Lejos de desanimarme aquella escena, me dio nuevos bríos (momentaneamente, todo hay que decirlo) Pensé que si un tipo sufriendo dolores de rodillas a cada paso que daba, lloraba por no poder continuar, o su esposa que habiéndolo pasado muy mal trataba por todos los medios de seguir hasta su meta, algo muy bueno debía ser aquello. Algo tendrá el agua cuando la bendicen, dice el refrán. Y yo estaba dispuesto a descubrir que era.
La organización y cumplimiento de horarios no era el fuerte de la estación de Sarria. Al menos pude desayunar caliente en el bar cuando se dignaron abrirlo, y finalmente pude salir hacia las 8, una después de lo previsto.

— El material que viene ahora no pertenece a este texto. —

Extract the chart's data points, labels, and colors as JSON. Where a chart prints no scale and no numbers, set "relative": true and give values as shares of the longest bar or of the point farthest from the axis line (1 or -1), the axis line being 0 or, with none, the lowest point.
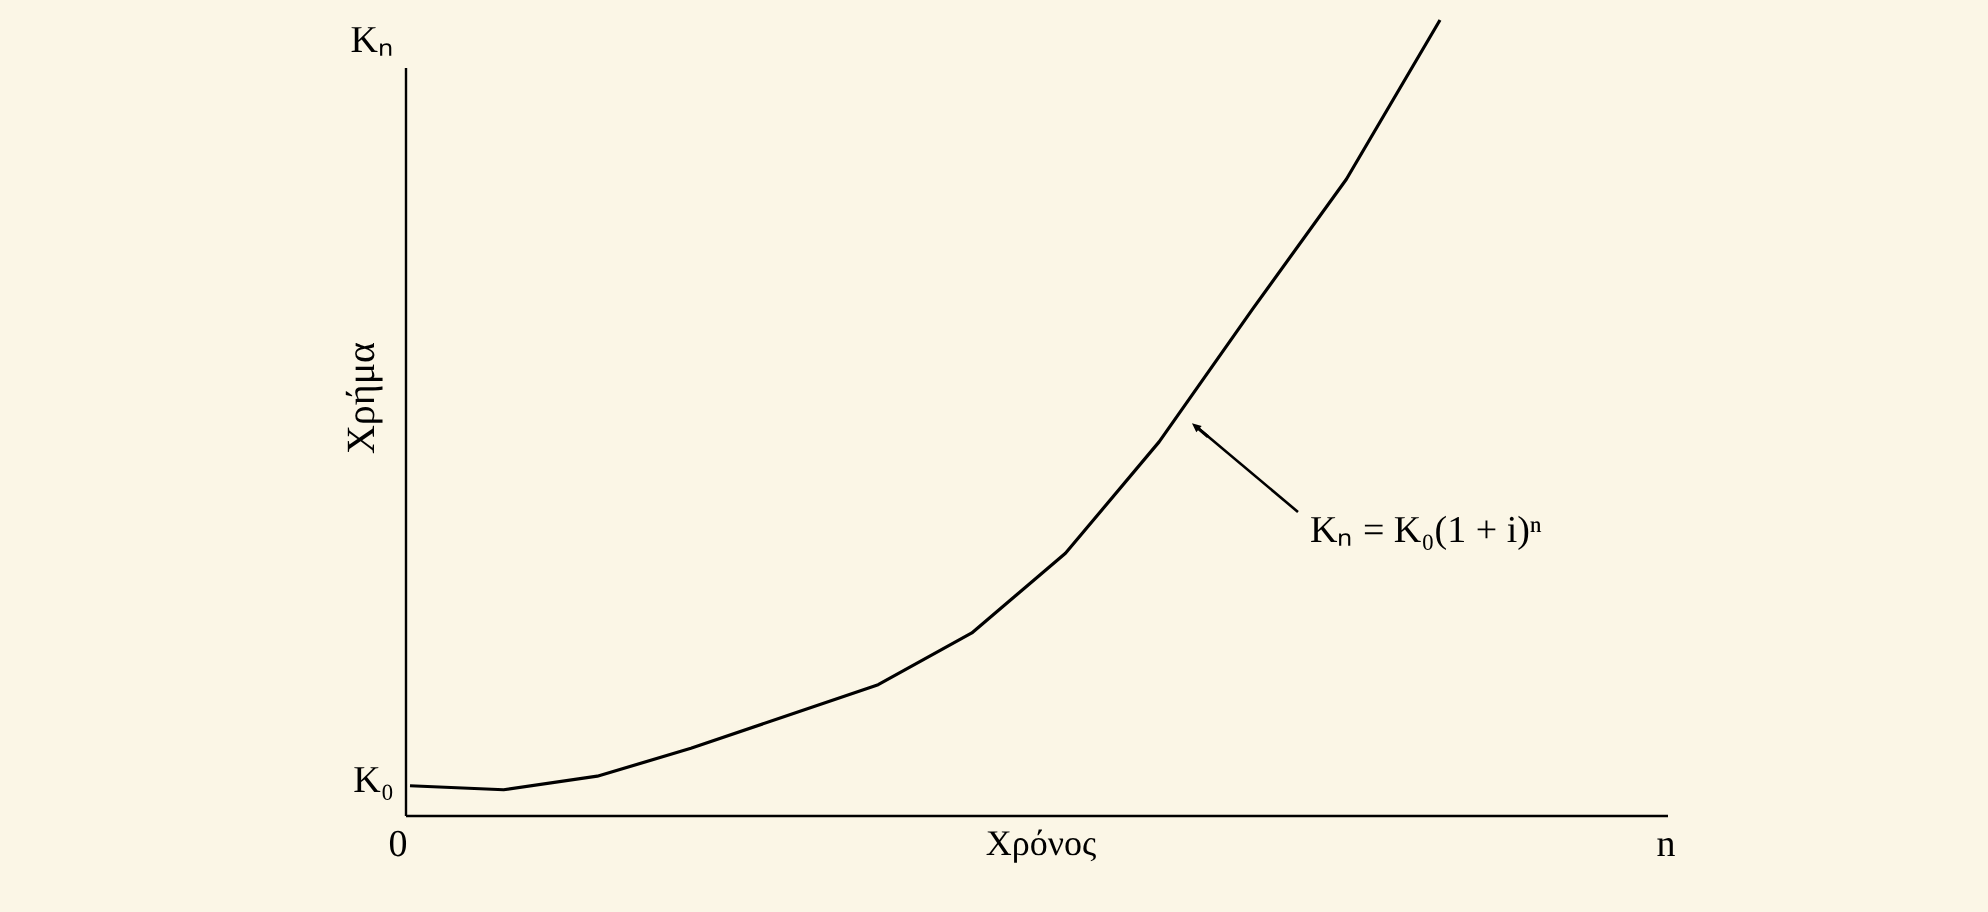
{
  "chart_data": {
    "type": "line",
    "relative": true,
    "xlabel": "Χρόνος",
    "ylabel": "Χρήμα",
    "categories": [
      null,
      null,
      null,
      null,
      null,
      null,
      null,
      null,
      null,
      null,
      null,
      null
    ],
    "series": [
      {
        "color": "#000000",
        "values": [
          0.038,
          0.033,
          0.05,
          0.085,
          0.125,
          0.165,
          0.23,
          0.33,
          0.47,
          0.637,
          0.8,
          1.0
        ]
      }
    ],
    "annotations": [
      "Kₙ",
      "K₀",
      "0",
      "Kₙ = K₀(1 + i)ⁿ",
      "n"
    ],
    "marker": "none",
    "line_style": "solid",
    "grid": false
  }
}
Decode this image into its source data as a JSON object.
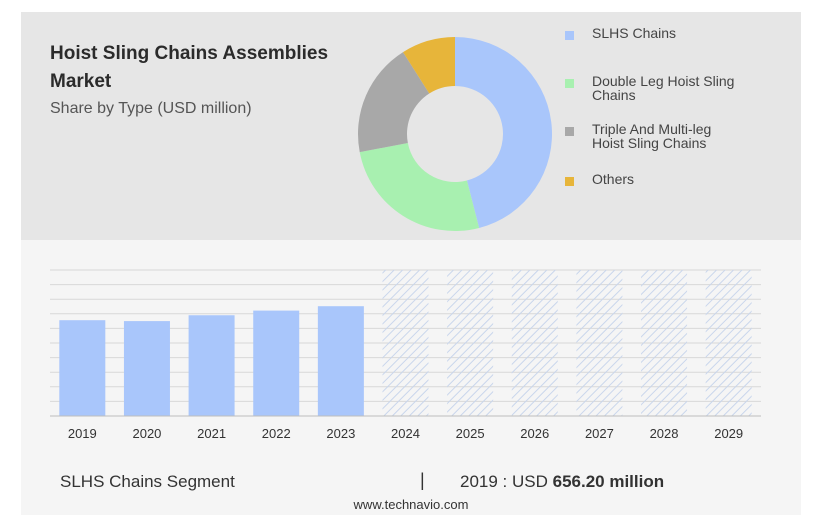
{
  "header": {
    "title": "Hoist Sling Chains Assemblies Market",
    "subtitle": "Share by Type (USD million)"
  },
  "colors": {
    "slhs": "#a9c6fb",
    "double_leg": "#a8f0b0",
    "triple": "#a8a8a8",
    "others": "#e7b53a",
    "forecast_hatch": "#c9d6ec",
    "grid": "#d8d8d8"
  },
  "chart_data": [
    {
      "type": "pie",
      "title": "Share by Type (USD million)",
      "labels": [
        "SLHS Chains",
        "Double Leg Hoist Sling Chains",
        "Triple And Multi-leg Hoist Sling Chains",
        "Others"
      ],
      "values": [
        46,
        26,
        19,
        9
      ],
      "legend": "right",
      "donut": true
    },
    {
      "type": "bar",
      "categories": [
        "2019",
        "2020",
        "2021",
        "2022",
        "2023",
        "2024",
        "2025",
        "2026",
        "2027",
        "2028",
        "2029"
      ],
      "values": [
        656.2,
        650,
        690,
        722,
        752,
        null,
        null,
        null,
        null,
        null,
        null
      ],
      "forecast_categories": [
        "2024",
        "2025",
        "2026",
        "2027",
        "2028",
        "2029"
      ],
      "ylim": [
        0,
        1000
      ],
      "grid": true
    }
  ],
  "footer": {
    "segment": "SLHS Chains Segment",
    "separator": "|",
    "year_label": "2019 : USD",
    "amount": "656.20 million",
    "website": "www.technavio.com"
  }
}
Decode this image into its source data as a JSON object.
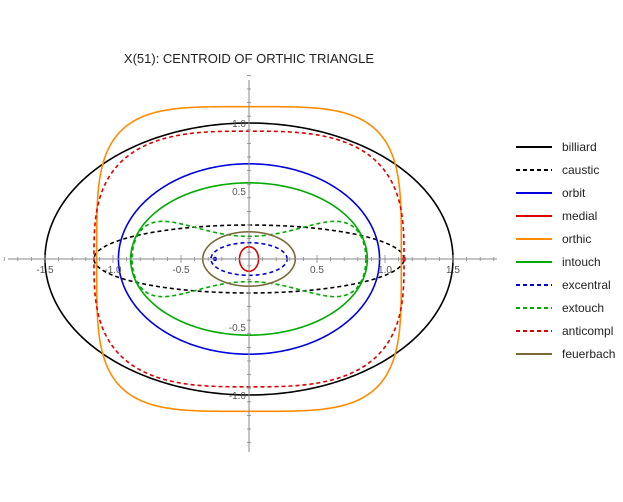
{
  "chart_data": {
    "type": "line",
    "title": "X(51): CENTROID OF ORTHIC TRIANGLE",
    "xlabel": "",
    "ylabel": "",
    "xlim": [
      -1.8,
      1.8
    ],
    "ylim": [
      -1.35,
      1.35
    ],
    "x_ticks": [
      -1.5,
      -1.0,
      -0.5,
      0.5,
      1.0,
      1.5
    ],
    "x_tick_labels": [
      "-1.5",
      "-1.0",
      "-0.5",
      "0.5",
      "1.0",
      "1.5"
    ],
    "y_ticks": [
      -1.0,
      -0.5,
      0.5,
      1.0
    ],
    "y_tick_labels": [
      "-1.0",
      "-0.5",
      "0.5",
      "1.0"
    ],
    "grid": false,
    "legend_position": "right",
    "series": [
      {
        "name": "billiard",
        "color": "#000000",
        "dash": "solid",
        "shape": "ellipse",
        "a": 1.5,
        "b": 1.0
      },
      {
        "name": "caustic",
        "color": "#000000",
        "dash": "dashed",
        "shape": "ellipse",
        "a": 1.14,
        "b": 0.25
      },
      {
        "name": "orbit",
        "color": "#0000dd",
        "dash": "solid",
        "shape": "ellipse",
        "a": 0.96,
        "b": 0.7
      },
      {
        "name": "medial",
        "color": "#dd0000",
        "dash": "solid",
        "shape": "ellipse",
        "a": 0.07,
        "b": 0.09
      },
      {
        "name": "orthic",
        "color": "#ff8c00",
        "dash": "solid",
        "shape": "superellipse",
        "a": 1.12,
        "b": 1.12,
        "n": 4
      },
      {
        "name": "intouch",
        "color": "#00aa00",
        "dash": "solid",
        "shape": "ellipse",
        "a": 0.87,
        "b": 0.56
      },
      {
        "name": "excentral",
        "color": "#0000dd",
        "dash": "dashed",
        "shape": "ellipse",
        "a": 0.28,
        "b": 0.12
      },
      {
        "name": "extouch",
        "color": "#00aa00",
        "dash": "dashed",
        "shape": "peanut",
        "a": 0.86,
        "b": 0.37,
        "k": 0.55
      },
      {
        "name": "anticompl",
        "color": "#dd0000",
        "dash": "dashed",
        "shape": "superellipse",
        "a": 1.14,
        "b": 0.94,
        "n": 3
      },
      {
        "name": "feuerbach",
        "color": "#7a6a3a",
        "dash": "solid",
        "shape": "ellipse",
        "a": 0.34,
        "b": 0.2
      }
    ]
  }
}
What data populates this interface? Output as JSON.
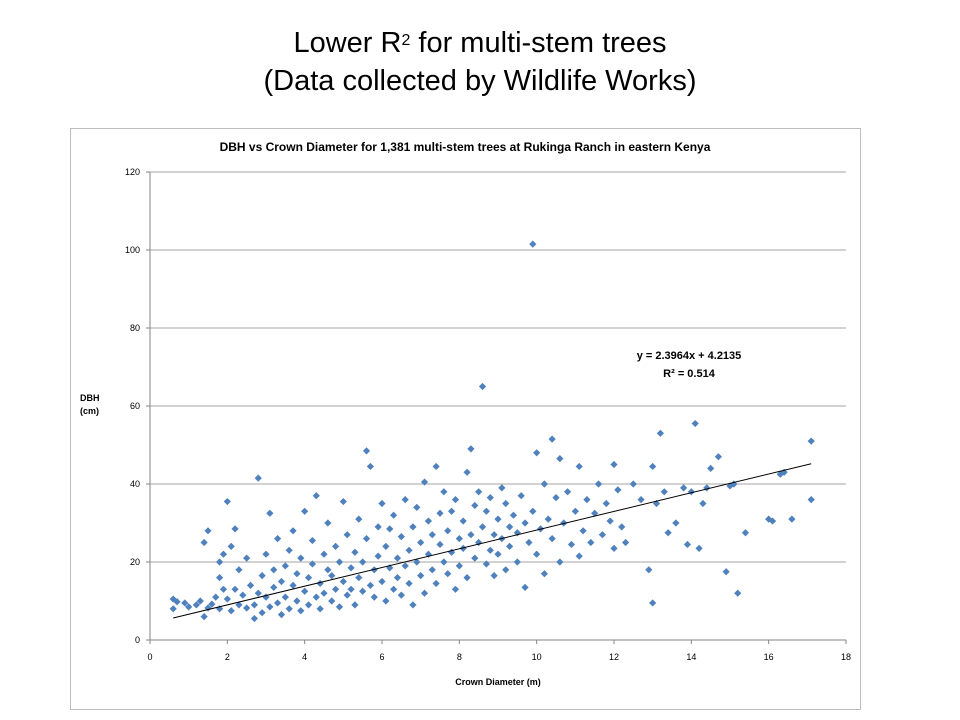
{
  "slide": {
    "title_line1_prefix": "Lower R",
    "title_line1_sup": "2",
    "title_line1_suffix": " for multi-stem trees",
    "title_line2": "(Data collected by Wildlife Works)"
  },
  "chart_data": {
    "type": "scatter",
    "title": "DBH vs Crown Diameter for 1,381 multi-stem trees at Rukinga Ranch in eastern  Kenya",
    "xlabel": "Crown Diameter (m)",
    "ylabel_line1": "DBH",
    "ylabel_line2": "(cm)",
    "xlim": [
      0,
      18
    ],
    "ylim": [
      0,
      120
    ],
    "xticks": [
      0,
      2,
      4,
      6,
      8,
      10,
      12,
      14,
      16,
      18
    ],
    "yticks": [
      0,
      20,
      40,
      60,
      80,
      100,
      120
    ],
    "grid": "horizontal",
    "marker_color": "#4f81bd",
    "trendline": {
      "slope": 2.3964,
      "intercept": 4.2135,
      "x_range": [
        0.6,
        17.1
      ],
      "color": "#000000",
      "equation": "y = 2.3964x + 4.2135",
      "r2_label": "R² = 0.514"
    },
    "points": [
      [
        0.6,
        10.5
      ],
      [
        0.6,
        8.0
      ],
      [
        0.7,
        9.8
      ],
      [
        0.9,
        9.5
      ],
      [
        1.0,
        8.5
      ],
      [
        1.2,
        9.0
      ],
      [
        1.3,
        10.0
      ],
      [
        1.4,
        6.0
      ],
      [
        1.4,
        25.0
      ],
      [
        1.5,
        28.0
      ],
      [
        1.5,
        8.2
      ],
      [
        1.6,
        9.2
      ],
      [
        1.7,
        11.0
      ],
      [
        1.8,
        8.0
      ],
      [
        1.8,
        16.0
      ],
      [
        1.8,
        20.0
      ],
      [
        1.9,
        13.0
      ],
      [
        1.9,
        22.0
      ],
      [
        2.0,
        35.5
      ],
      [
        2.0,
        10.5
      ],
      [
        2.1,
        7.5
      ],
      [
        2.1,
        24.0
      ],
      [
        2.2,
        28.5
      ],
      [
        2.2,
        13.0
      ],
      [
        2.3,
        9.0
      ],
      [
        2.3,
        18.0
      ],
      [
        2.4,
        11.5
      ],
      [
        2.5,
        8.2
      ],
      [
        2.5,
        21.0
      ],
      [
        2.6,
        14.0
      ],
      [
        2.7,
        9.0
      ],
      [
        2.7,
        5.5
      ],
      [
        2.8,
        41.5
      ],
      [
        2.8,
        12.0
      ],
      [
        2.9,
        16.5
      ],
      [
        2.9,
        7.0
      ],
      [
        3.0,
        22.0
      ],
      [
        3.0,
        11.0
      ],
      [
        3.1,
        32.5
      ],
      [
        3.1,
        8.5
      ],
      [
        3.2,
        18.0
      ],
      [
        3.2,
        13.5
      ],
      [
        3.3,
        26.0
      ],
      [
        3.3,
        9.5
      ],
      [
        3.4,
        15.0
      ],
      [
        3.4,
        6.5
      ],
      [
        3.5,
        19.0
      ],
      [
        3.5,
        11.0
      ],
      [
        3.6,
        23.0
      ],
      [
        3.6,
        8.0
      ],
      [
        3.7,
        14.0
      ],
      [
        3.7,
        28.0
      ],
      [
        3.8,
        10.0
      ],
      [
        3.8,
        17.0
      ],
      [
        3.9,
        7.5
      ],
      [
        3.9,
        21.0
      ],
      [
        4.0,
        12.5
      ],
      [
        4.0,
        33.0
      ],
      [
        4.1,
        9.0
      ],
      [
        4.1,
        16.0
      ],
      [
        4.2,
        19.5
      ],
      [
        4.2,
        25.5
      ],
      [
        4.3,
        11.0
      ],
      [
        4.3,
        37.0
      ],
      [
        4.4,
        8.0
      ],
      [
        4.4,
        14.5
      ],
      [
        4.5,
        22.0
      ],
      [
        4.5,
        12.0
      ],
      [
        4.6,
        18.0
      ],
      [
        4.6,
        30.0
      ],
      [
        4.7,
        10.0
      ],
      [
        4.7,
        16.5
      ],
      [
        4.8,
        24.0
      ],
      [
        4.8,
        13.0
      ],
      [
        4.9,
        20.0
      ],
      [
        4.9,
        8.5
      ],
      [
        5.0,
        35.5
      ],
      [
        5.0,
        15.0
      ],
      [
        5.1,
        11.5
      ],
      [
        5.1,
        27.0
      ],
      [
        5.2,
        18.5
      ],
      [
        5.2,
        13.0
      ],
      [
        5.3,
        22.5
      ],
      [
        5.3,
        9.0
      ],
      [
        5.4,
        31.0
      ],
      [
        5.4,
        16.0
      ],
      [
        5.5,
        12.5
      ],
      [
        5.5,
        20.0
      ],
      [
        5.6,
        48.5
      ],
      [
        5.6,
        26.0
      ],
      [
        5.7,
        14.0
      ],
      [
        5.7,
        44.5
      ],
      [
        5.8,
        18.0
      ],
      [
        5.8,
        11.0
      ],
      [
        5.9,
        29.0
      ],
      [
        5.9,
        21.5
      ],
      [
        6.0,
        15.0
      ],
      [
        6.0,
        35.0
      ],
      [
        6.1,
        24.0
      ],
      [
        6.1,
        10.0
      ],
      [
        6.2,
        18.5
      ],
      [
        6.2,
        28.5
      ],
      [
        6.3,
        13.0
      ],
      [
        6.3,
        32.0
      ],
      [
        6.4,
        21.0
      ],
      [
        6.4,
        16.0
      ],
      [
        6.5,
        26.5
      ],
      [
        6.5,
        11.5
      ],
      [
        6.6,
        19.0
      ],
      [
        6.6,
        36.0
      ],
      [
        6.7,
        23.0
      ],
      [
        6.7,
        14.5
      ],
      [
        6.8,
        29.0
      ],
      [
        6.8,
        9.0
      ],
      [
        6.9,
        20.0
      ],
      [
        6.9,
        34.0
      ],
      [
        7.0,
        16.5
      ],
      [
        7.0,
        25.0
      ],
      [
        7.1,
        40.5
      ],
      [
        7.1,
        12.0
      ],
      [
        7.2,
        22.0
      ],
      [
        7.2,
        30.5
      ],
      [
        7.3,
        18.0
      ],
      [
        7.3,
        27.0
      ],
      [
        7.4,
        44.5
      ],
      [
        7.4,
        14.5
      ],
      [
        7.5,
        24.5
      ],
      [
        7.5,
        32.5
      ],
      [
        7.6,
        20.0
      ],
      [
        7.6,
        38.0
      ],
      [
        7.7,
        17.0
      ],
      [
        7.7,
        28.0
      ],
      [
        7.8,
        33.0
      ],
      [
        7.8,
        22.5
      ],
      [
        7.9,
        13.0
      ],
      [
        7.9,
        36.0
      ],
      [
        8.0,
        26.0
      ],
      [
        8.0,
        19.0
      ],
      [
        8.1,
        30.5
      ],
      [
        8.1,
        23.5
      ],
      [
        8.2,
        43.0
      ],
      [
        8.2,
        16.0
      ],
      [
        8.3,
        49.0
      ],
      [
        8.3,
        27.0
      ],
      [
        8.4,
        21.0
      ],
      [
        8.4,
        34.5
      ],
      [
        8.5,
        25.0
      ],
      [
        8.5,
        38.0
      ],
      [
        8.6,
        65.0
      ],
      [
        8.6,
        29.0
      ],
      [
        8.7,
        19.5
      ],
      [
        8.7,
        33.0
      ],
      [
        8.8,
        23.0
      ],
      [
        8.8,
        36.5
      ],
      [
        8.9,
        27.0
      ],
      [
        8.9,
        16.5
      ],
      [
        9.0,
        31.0
      ],
      [
        9.0,
        22.0
      ],
      [
        9.1,
        39.0
      ],
      [
        9.1,
        26.0
      ],
      [
        9.2,
        35.0
      ],
      [
        9.2,
        18.0
      ],
      [
        9.3,
        29.0
      ],
      [
        9.3,
        24.0
      ],
      [
        9.4,
        32.0
      ],
      [
        9.5,
        20.0
      ],
      [
        9.5,
        27.5
      ],
      [
        9.6,
        37.0
      ],
      [
        9.7,
        13.5
      ],
      [
        9.7,
        30.0
      ],
      [
        9.8,
        25.0
      ],
      [
        9.9,
        101.5
      ],
      [
        9.9,
        33.0
      ],
      [
        10.0,
        48.0
      ],
      [
        10.0,
        22.0
      ],
      [
        10.1,
        28.5
      ],
      [
        10.2,
        40.0
      ],
      [
        10.2,
        17.0
      ],
      [
        10.3,
        31.0
      ],
      [
        10.4,
        51.5
      ],
      [
        10.4,
        26.0
      ],
      [
        10.5,
        36.5
      ],
      [
        10.6,
        46.5
      ],
      [
        10.6,
        20.0
      ],
      [
        10.7,
        30.0
      ],
      [
        10.8,
        38.0
      ],
      [
        10.9,
        24.5
      ],
      [
        11.0,
        33.0
      ],
      [
        11.1,
        44.5
      ],
      [
        11.1,
        21.5
      ],
      [
        11.2,
        28.0
      ],
      [
        11.3,
        36.0
      ],
      [
        11.4,
        25.0
      ],
      [
        11.5,
        32.5
      ],
      [
        11.6,
        40.0
      ],
      [
        11.7,
        27.0
      ],
      [
        11.8,
        35.0
      ],
      [
        11.9,
        30.5
      ],
      [
        12.0,
        45.0
      ],
      [
        12.0,
        23.5
      ],
      [
        12.1,
        38.5
      ],
      [
        12.2,
        29.0
      ],
      [
        12.3,
        25.0
      ],
      [
        12.5,
        40.0
      ],
      [
        12.7,
        36.0
      ],
      [
        12.9,
        18.0
      ],
      [
        13.0,
        44.5
      ],
      [
        13.0,
        9.5
      ],
      [
        13.1,
        35.0
      ],
      [
        13.2,
        53.0
      ],
      [
        13.3,
        38.0
      ],
      [
        13.4,
        27.5
      ],
      [
        13.6,
        30.0
      ],
      [
        13.8,
        39.0
      ],
      [
        13.9,
        24.5
      ],
      [
        14.0,
        38.0
      ],
      [
        14.1,
        55.5
      ],
      [
        14.2,
        23.5
      ],
      [
        14.3,
        35.0
      ],
      [
        14.4,
        39.0
      ],
      [
        14.5,
        44.0
      ],
      [
        14.7,
        47.0
      ],
      [
        14.9,
        17.5
      ],
      [
        15.0,
        39.5
      ],
      [
        15.1,
        40.0
      ],
      [
        15.2,
        12.0
      ],
      [
        15.4,
        27.5
      ],
      [
        16.0,
        31.0
      ],
      [
        16.1,
        30.5
      ],
      [
        16.3,
        42.5
      ],
      [
        16.4,
        43.0
      ],
      [
        16.6,
        31.0
      ],
      [
        17.1,
        51.0
      ],
      [
        17.1,
        36.0
      ]
    ]
  }
}
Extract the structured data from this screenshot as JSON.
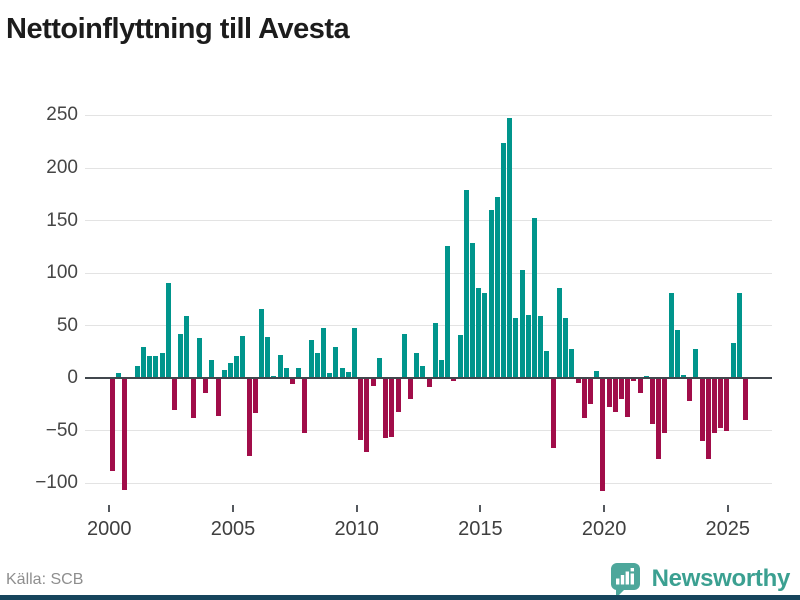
{
  "title": "Nettoinflyttning till Avesta",
  "source": "Källa: SCB",
  "brand": {
    "name": "Newsworthy",
    "text_color": "#3ba091",
    "icon_color": "#4da79b",
    "strip_color": "#16455c"
  },
  "chart_data": {
    "type": "bar",
    "title": "Nettoinflyttning till Avesta",
    "xlabel": "",
    "ylabel": "",
    "frequency": "quarterly",
    "x_start": "2000 Q1",
    "x_end": "2025 Q3",
    "values": [
      -88,
      5,
      -106,
      1,
      12,
      30,
      21,
      21,
      24,
      91,
      -30,
      42,
      59,
      -38,
      38,
      -14,
      17,
      -36,
      8,
      15,
      21,
      40,
      -74,
      -33,
      66,
      39,
      2,
      22,
      10,
      -5,
      10,
      -52,
      36,
      24,
      48,
      5,
      30,
      10,
      6,
      48,
      -59,
      -70,
      -7,
      19,
      -57,
      -56,
      -32,
      42,
      -20,
      24,
      12,
      -8,
      53,
      17,
      126,
      -3,
      41,
      179,
      129,
      86,
      81,
      160,
      172,
      224,
      248,
      57,
      103,
      60,
      152,
      59,
      26,
      -66,
      86,
      57,
      28,
      -4,
      -38,
      -24,
      7,
      -107,
      -27,
      -32,
      -20,
      -37,
      -3,
      -14,
      2,
      -43,
      -77,
      -52,
      81,
      46,
      3,
      -22,
      28,
      -60,
      -77,
      -52,
      -47,
      -50,
      34,
      81,
      -40
    ],
    "positive_color": "#00958c",
    "negative_color": "#a10d49",
    "grid_color": "#e3e3e3",
    "axis_line_color": "#41474d",
    "ylim": [
      -120,
      260
    ],
    "grid": "horizontal only",
    "legend": "none",
    "yticks": [
      {
        "value": 250,
        "label": "250"
      },
      {
        "value": 200,
        "label": "200"
      },
      {
        "value": 150,
        "label": "150"
      },
      {
        "value": 100,
        "label": "100"
      },
      {
        "value": 50,
        "label": "50"
      },
      {
        "value": 0,
        "label": "0"
      },
      {
        "value": -50,
        "label": "−50"
      },
      {
        "value": -100,
        "label": "−100"
      }
    ],
    "xticks": [
      {
        "year": 2000,
        "label": "2000"
      },
      {
        "year": 2005,
        "label": "2005"
      },
      {
        "year": 2010,
        "label": "2010"
      },
      {
        "year": 2015,
        "label": "2015"
      },
      {
        "year": 2020,
        "label": "2020"
      },
      {
        "year": 2025,
        "label": "2025"
      }
    ]
  }
}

Mientras que aquel viejo cacharro, lleno de paisanos que animadamente "falaban galego" ajenos a mis zozobras, iba subiendo y traqueteando por el monte entre la niebla, me volvió la neura.
Los kilómetros de difícil subida iban desgranándose muy poco a poco, y el ¿pero que hago yo aquí? volvía inexorable. Ver toda aquella distancia que debería realizar en los dos próximos días me fue asustando. Devolviéndome a mi lugar. Diciéndome que yo era el piltrafilla del sofá y que nunca debía haberlo abandonado.
Algunos kilómetros mas adelante, tras un curva cerrada, casi saliendo de entre las nubes, desde mi asiento pude divisar ya la aldea. Ya no pensé en nada. Mis ojos solo iban observando todo lo que acontecía a mi alrededor. El mal momento había vuelto a pasar, incluso me hicieron gracia todos aquellos viejos que me acompañaban y su jolgorio.
Desembarqué en el Cebreiro, el inicio de mi Camino a Santiago.